Note that annotation is unnecessary in the unsupervised pre-training phase of the model. However, labels are indispensable for fine-tuning it as a classifier. The skin disease images were annotated using two methods. Firstly, skin diseases or related terminologies were used as coarse labels for the images in self-organized communities and forums related to skin diseases in China. Secondly, skin disease images were directly searched on search engines, and databases with coarse labels created on the web were incorporated. To standardize and merge certain coarse labels, we relied on physician experience and dataset characteristics. We adopted industry-standard specifications such as CDISC⁴⁰ and ICD10⁴¹ to transform large sections of unstructured text into standardized data through natural language processing techniques. For example, ‘whelks’, ‘pimples’, and ‘comedo’ were combined into the general category ‘acne’. We also merged labels that contained skin diseases that could not be reliably distinguished without consultation, such as ‘viral warts’ and those that contained only partial images that did not allow for identification of the lesion site, such as ‘tinea manuum’ and ‘tinea pedis’ into the broader category of ‘tinea’. Finally, we selected the 22 most representative skin diseases of the highest proportion, each with at least 800 images, for model construction, as listed in Table 4. The details of selecting these 22 diseases can be seen in Supplementary Information. In total, we collected 0.13 million dermatology-related skin images with coarse label information for fine-tuning.

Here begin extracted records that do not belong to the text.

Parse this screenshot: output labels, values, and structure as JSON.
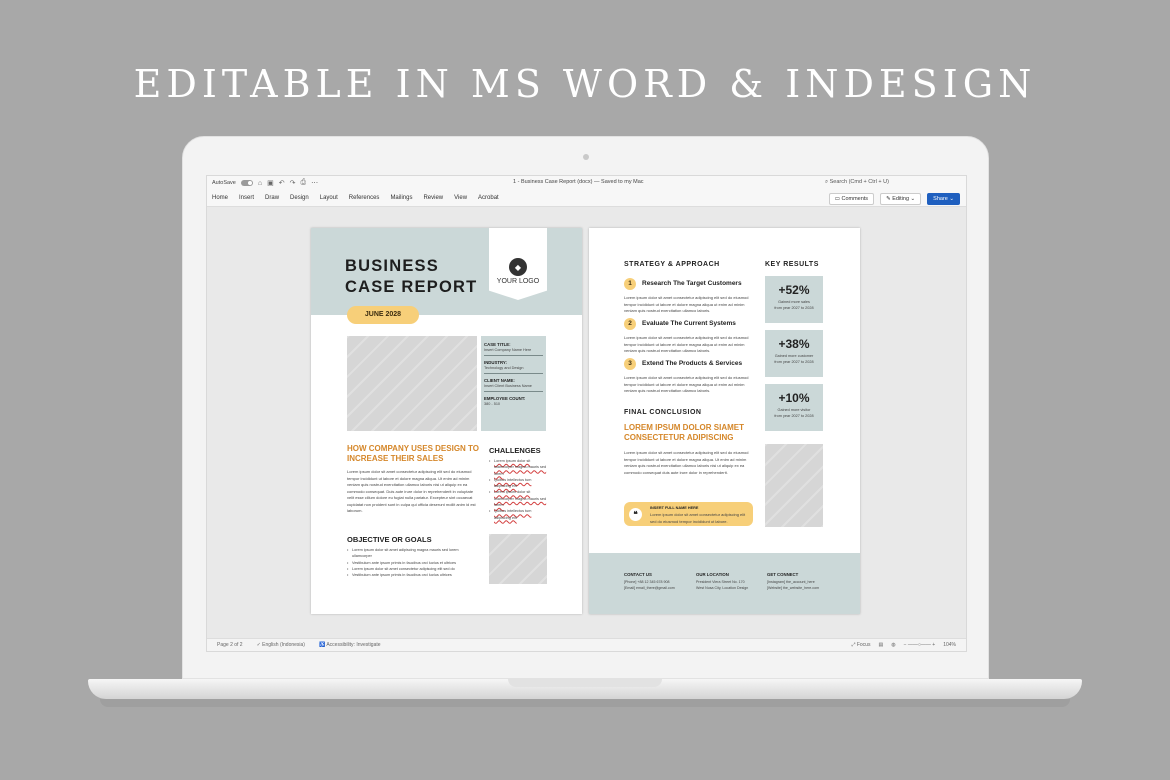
{
  "headline": "EDITABLE IN MS WORD & INDESIGN",
  "word": {
    "autosave_label": "AutoSave",
    "doc_title": "1 - Business Case Report (docx) — Saved to my Mac",
    "search_placeholder": "Search (Cmd + Ctrl + U)",
    "ribbon_tabs": [
      "Home",
      "Insert",
      "Draw",
      "Design",
      "Layout",
      "References",
      "Mailings",
      "Review",
      "View",
      "Acrobat"
    ],
    "comments_label": "Comments",
    "editing_label": "Editing",
    "share_label": "Share",
    "status": {
      "page": "Page 2 of 2",
      "language": "English (Indonesia)",
      "accessibility": "Accessibility: Investigate",
      "focus": "Focus",
      "zoom": "104%"
    }
  },
  "page1": {
    "title_line1": "BUSINESS",
    "title_line2": "CASE REPORT",
    "logo": "YOUR LOGO",
    "date": "JUNE 2028",
    "info": [
      {
        "label": "CASE TITLE:",
        "value": "Insert Company Name Here"
      },
      {
        "label": "INDUSTRY:",
        "value": "Technology and Design"
      },
      {
        "label": "CLIENT NAME:",
        "value": "Insert Client Business Name"
      },
      {
        "label": "EMPLOYEE COUNT:",
        "value": "380 - 510"
      }
    ],
    "how_heading": "HOW COMPANY USES DESIGN TO INCREASE THEIR SALES",
    "how_text": "Lorem ipsum dolor sit amet consectetur adipiscing elit sed do eiusmod tempor incididunt ut labore et dolore magna aliqua. Ut enim ad minim veniam quis nostrud exercitation ullamco laboris nisi ut aliquip ex ea commodo consequat. Duis aute irure dolor in reprehenderit in voluptate velit esse cillum dolore eu fugiat nulla pariatur. Excepteur sint occaecat cupidatat non proident sunt in culpa qui officia deserunt mollit anim id est laborum.",
    "challenges_heading": "CHALLENGES",
    "challenges": [
      "Lorem ipsum dolor sit ullamcorper magna mauris sed lorem",
      "Quibus intellectus tum adipiscing elit",
      "Lorem ipsum dolor sit ullamcorper magna mauris sed lorem",
      "Quibus intellectus tum adipiscing elit"
    ],
    "objective_heading": "OBJECTIVE OR GOALS",
    "goals": [
      "Lorem ipsum dolor sit amet adipiscing magna mauris sed lorem ullamcorper",
      "Vestibulum ante ipsum primis in faucibus orci luctus et ultrices",
      "Lorem ipsum dolor sit amet consectetur adipiscing elit sed do",
      "Vestibulum ante ipsum primis in faucibus orci luctus ultrices"
    ]
  },
  "page2": {
    "strategy_heading": "STRATEGY & APPROACH",
    "steps": [
      {
        "num": "1",
        "title": "Research The Target Customers",
        "text": "Lorem ipsum dolor sit amet consectetur adipiscing elit sed do eiusmod tempor incididunt ut labore et dolore magna aliqua ut enim ad minim veniam quis nostrud exercitation ullamco laboris."
      },
      {
        "num": "2",
        "title": "Evaluate The Current Systems",
        "text": "Lorem ipsum dolor sit amet consectetur adipiscing elit sed do eiusmod tempor incididunt ut labore et dolore magna aliqua ut enim ad minim veniam quis nostrud exercitation ullamco laboris."
      },
      {
        "num": "3",
        "title": "Extend The Products & Services",
        "text": "Lorem ipsum dolor sit amet consectetur adipiscing elit sed do eiusmod tempor incididunt ut labore et dolore magna aliqua ut enim ad minim veniam quis nostrud exercitation ullamco laboris."
      }
    ],
    "key_results_heading": "KEY RESULTS",
    "key_results": [
      {
        "value": "+52%",
        "line1": "Gained more sales",
        "line2": "from year 2027 to 2028"
      },
      {
        "value": "+38%",
        "line1": "Gained more customer",
        "line2": "from year 2027 to 2028"
      },
      {
        "value": "+10%",
        "line1": "Gained more visitor",
        "line2": "from year 2027 to 2028"
      }
    ],
    "conclusion_heading": "FINAL CONCLUSION",
    "conclusion_sub": "LOREM IPSUM DOLOR SIAMET CONSECTETUR ADIPISCING",
    "conclusion_text": "Lorem ipsum dolor sit amet consectetur adipiscing elit sed do eiusmod tempor incididunt ut labore et dolore magna aliqua. Ut enim ad minim veniam quis nostrud exercitation ullamco laboris nisi ut aliquip ex ea commodo consequat duis aute irure dolor in reprehenderit.",
    "quote_name": "INSERT FULL NAME HERE",
    "quote_text": "Lorem ipsum dolor sit amet consectetur adipiscing elit sed do eiusmod tempor incididunt ut labore.",
    "footer": {
      "contact_heading": "CONTACT US",
      "contact_lines": [
        "[Phone] +88 12 345 678 908",
        "[Email] email_there@gmail.com"
      ],
      "location_heading": "OUR LOCATION",
      "location_lines": [
        "President Viera Street No. 170",
        "West Nusa City, Location Design"
      ],
      "connect_heading": "GET CONNECT",
      "connect_lines": [
        "[Instagram] the_account_here",
        "[Website] the_website_here.com"
      ]
    }
  }
}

Table 4 Data distribution for the coarse-labeled training set used in fine-tuning.

Full size table

To test the performance of our model, extra image dataset consisting of high-quality skin lesion images was obtained under standardized conditions and filtered to ensure quality to be used as validation and test set. Our validation and test set were gathered through collaboration with doctors in offline hospitals. Physicians physically examined the patients, assessed skin lesions, conducted interviews, and performed essential pathological tests to ascertain diagnostic results. After that, physicians captured the images using a smartphone in natural light or simulated natural light without any shadows and maintained a focal length of 1 while focusing on the center of the lesion. We disabled the camera’s beauty, whitening, smoothing, and filtering features during this process. For facial lesions, frontal and lateral images were captured at a 45° angle, while for symmetrical lesions on the extremities, two images of the affected area were combined. Asymmetrical lesions on the extremities required a complete image of the affected area. All images were required to ensure that the lesion covered 80% of the image area, and 20–30% of the surrounding skin was captured. In addition to this, physicians included essential meta-data (gender and lesion area) while photographing the skin lesions. The diagnosis for each case was determined by a dermatologist with at least 15 years of clinical experience in dermatology, and the dataset was reviewed by two dermatologists before inclusion. The dataset was created by 33 mid-to senior-level dermatologists. We prospectively collected 80 and 150 cases of each of the 22 most prevalent dermatological diseases respectively from 15 tertiary hospitals to serve as the validation and test set in the following experiments.

Unsupervised encoder

We employed the formulation of swapping assignments between multiple Views (SwAV) presented in ref. ¹⁵ to learn the feature representations of skin diseases in an unsupervised manner using the online clustering method. SwAV encodes two different augmented views of the same image into features z_t and z_s respectively. Then a set of trainable code vectors q_t and q_s are computed by matching these features to a set of K prototypes $\left\{{c}_{1},\cdots ,{c}_{K}\right\}$. The similarity between these representations is formulated as a swapped prediction problem between positive pairs, whereby feature vectors from one view are forced to match the cluster’s code from the other view. The loss function is expressed with Eq. (1),

$$L\left({{\boldsymbol{z}}}_{t},{{\boldsymbol{z}}}_{s}\right)=l\left({{\boldsymbol{z}}}_{t},{{\boldsymbol{q}}}_{s}\right)+l\left({{\boldsymbol{z}}}_{s},{{\boldsymbol{q}}}_{t}\right)$$

(1)

where

$$l\left({{\boldsymbol{z}}}_{t},{{\boldsymbol{q}}}_{s}\right)=-\sum _{k}{{{\boldsymbol{q}}}_{s}}^{\left(k\right)}\log {{{\boldsymbol{p}}}_{t}}^{\left(k\right)},{{{\boldsymbol{p}}}_{t}}^{\left(k\right)}=\frac{\exp \left(\frac{1}{\tau }{{{\boldsymbol{z}}}_{t}}^{{\rm{T}}}{c}_{k}\right)}{\sum _{{k}^{{\prime} }}\exp \left(\frac{1}{\tau }{{{\boldsymbol{z}}}_{t}}^{{\rm{T}}}{c}_{{k}^{{\prime} }}\right)}$$

(2)

Notably, unlike other instance-based methods, SwAV does not employ negative pairs explicitly. Instead, the representation is prevented from collapsing through the batch-wise online code computations.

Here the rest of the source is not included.